They might often seem like the most grotesque affront to intellectual enlightenment since Adolph Hitler and his hate-spewing homeboys first laid their mitts on a packet of firelighters and a pile of paperbacks, but the truth is music videos are not really any worse now than they ever were.
Yes, admittedly, sawing open your own cranium and tipping in a bucket of sewage would only yield an effect mildly more stupefying than a Saturday morning spent in the company of say, 4Music and one of its crapulent weekend countdowns (‘Top 40 Artists with IQs Under 40’, ‘Top 40 Songs to Make You Hammer Tent Pegs into Your Ears’).
On the other hand, the kind of freewheeling creativity the likes of future-big screen big leaguers Spike Jonze and Michel Gondry used to pepper their music videos with can still be seen and savoured. One sterling example of just such is the clip for Is Tropical’s The Greeks, directed by French foursome Megaforce.
In the space of three-and-a-bit minutes, the video brilliantly brings to blackly comic life the intensity, imagination and sheer bloodthirstiness that kids impose on any act of play which revolves around pointing plastic guns at each other and making ‘ratatatat’ noises. With cartoon rockets exploding everywhere and the young combatants collapsing in pools of animated gore, it’s a bit like Battle Royale meets Roger Rabbit.
This is worth mentioning because A) the video is every bit as ace as that logline makes it sound, and B) I Declare War is basically The Greeks video extended to 90 minutes. Yes, the toon-time animation is absent. But it employs the same conceit of presenting its youthful protagonists’ weapons to be as real as they imagine. Sticks become machine guns. A log is a bazooka.
Hailing from Canada, I Declare War is co-directed by Jason Lapeyre and Robert Wilson, from a script by Lapeyre alone. The action all occurs on a single afternoon, during a single game of Capture the Flag, with a cast all aged under 16.
Any such sans-adults scenario inevitably evokes Lord of the Flies, but Lapeyre and Wilson’s movie is a heck of a lot sunnier than Golding’s classic (probably not that hard…). Which is not to suggest an absence of drama though; the game and by extension the film’s narrative are dominated by the vendetta between shouty Skinner (Michael Friend) and rival team leader and Patton-in-the-making PK (Gage Monroe).

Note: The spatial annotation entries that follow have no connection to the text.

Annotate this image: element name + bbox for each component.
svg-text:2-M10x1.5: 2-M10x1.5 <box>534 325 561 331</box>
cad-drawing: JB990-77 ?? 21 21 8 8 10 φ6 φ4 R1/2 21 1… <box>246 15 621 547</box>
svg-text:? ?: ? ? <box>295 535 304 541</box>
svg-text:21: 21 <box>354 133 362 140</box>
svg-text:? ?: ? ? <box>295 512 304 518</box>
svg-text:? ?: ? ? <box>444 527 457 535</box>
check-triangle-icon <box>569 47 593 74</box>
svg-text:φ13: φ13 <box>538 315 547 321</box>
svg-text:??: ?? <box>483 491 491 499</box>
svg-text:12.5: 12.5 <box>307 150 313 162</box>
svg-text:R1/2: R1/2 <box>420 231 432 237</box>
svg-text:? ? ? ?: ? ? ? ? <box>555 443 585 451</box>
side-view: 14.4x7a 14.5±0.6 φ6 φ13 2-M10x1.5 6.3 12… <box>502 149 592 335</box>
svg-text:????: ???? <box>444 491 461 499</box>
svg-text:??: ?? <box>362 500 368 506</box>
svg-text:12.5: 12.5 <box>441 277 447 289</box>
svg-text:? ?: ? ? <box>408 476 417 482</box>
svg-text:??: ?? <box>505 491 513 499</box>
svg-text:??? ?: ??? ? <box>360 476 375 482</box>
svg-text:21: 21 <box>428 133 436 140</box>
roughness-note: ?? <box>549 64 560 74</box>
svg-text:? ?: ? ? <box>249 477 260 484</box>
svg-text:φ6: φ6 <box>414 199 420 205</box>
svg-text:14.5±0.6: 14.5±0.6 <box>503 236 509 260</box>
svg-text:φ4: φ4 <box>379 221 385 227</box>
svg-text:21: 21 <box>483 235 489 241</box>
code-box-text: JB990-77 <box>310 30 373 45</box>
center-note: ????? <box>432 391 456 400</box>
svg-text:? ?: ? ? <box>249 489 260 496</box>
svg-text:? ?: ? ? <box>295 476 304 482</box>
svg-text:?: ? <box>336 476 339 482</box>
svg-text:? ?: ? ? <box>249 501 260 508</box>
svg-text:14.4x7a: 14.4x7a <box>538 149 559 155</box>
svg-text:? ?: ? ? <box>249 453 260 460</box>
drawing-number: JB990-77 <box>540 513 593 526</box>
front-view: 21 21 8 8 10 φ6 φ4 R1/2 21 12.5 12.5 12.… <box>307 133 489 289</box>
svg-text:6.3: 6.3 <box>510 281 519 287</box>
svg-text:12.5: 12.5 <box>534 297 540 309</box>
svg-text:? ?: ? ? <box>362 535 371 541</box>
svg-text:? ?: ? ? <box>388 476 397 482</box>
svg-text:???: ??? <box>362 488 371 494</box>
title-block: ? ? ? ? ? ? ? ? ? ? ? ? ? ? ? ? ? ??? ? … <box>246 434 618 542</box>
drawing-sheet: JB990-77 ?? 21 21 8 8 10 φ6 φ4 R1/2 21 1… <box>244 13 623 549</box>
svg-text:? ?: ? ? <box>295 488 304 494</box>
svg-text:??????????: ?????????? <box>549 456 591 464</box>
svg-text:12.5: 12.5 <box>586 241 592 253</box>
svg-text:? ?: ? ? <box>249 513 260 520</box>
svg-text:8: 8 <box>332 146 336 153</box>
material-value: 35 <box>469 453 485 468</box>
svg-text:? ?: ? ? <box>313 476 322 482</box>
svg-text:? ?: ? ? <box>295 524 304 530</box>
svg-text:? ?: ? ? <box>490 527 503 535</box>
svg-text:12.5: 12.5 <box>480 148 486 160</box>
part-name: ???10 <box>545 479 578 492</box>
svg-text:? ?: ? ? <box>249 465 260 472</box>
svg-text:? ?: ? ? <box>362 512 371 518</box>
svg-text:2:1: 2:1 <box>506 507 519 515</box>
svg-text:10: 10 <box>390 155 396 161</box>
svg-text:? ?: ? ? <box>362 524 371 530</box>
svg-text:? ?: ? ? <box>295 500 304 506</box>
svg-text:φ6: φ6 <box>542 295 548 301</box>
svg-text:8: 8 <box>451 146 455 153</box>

Indeed, on occasions you find yourself getting as swept up in the reality of the imagined warfare as the youngsters – for example, the ratcheting air of menace as pint-size Backstreet Boy Quinn (Aidan Gouveia) finds himself facing a ruthless coup.
The portrayal of the kids is undoubtedly I Declare War’s biggest boon, with each being permitted their own personality and arc: from wily wild card/sole girl Jess (Mackenzie Monroe) to dim-witted comic relief Frost (Alex Cardillo), to the maladroit bromance that develops between wussy altar boy Wesley (Andy Reid) and the auburn-afro’d Joker (Spencer Howes).
The young cast play their roles with gusto, and do a great deal to eke every last ounce of entertainment from the one-location set-up. However, while that set-up is undoubtedly intriguing, once the rules have been established, you immediately find yourself asking whether Lapeyre and Wilson can sustain it over the full runtime.
To their credit, they and their actors do – but only just.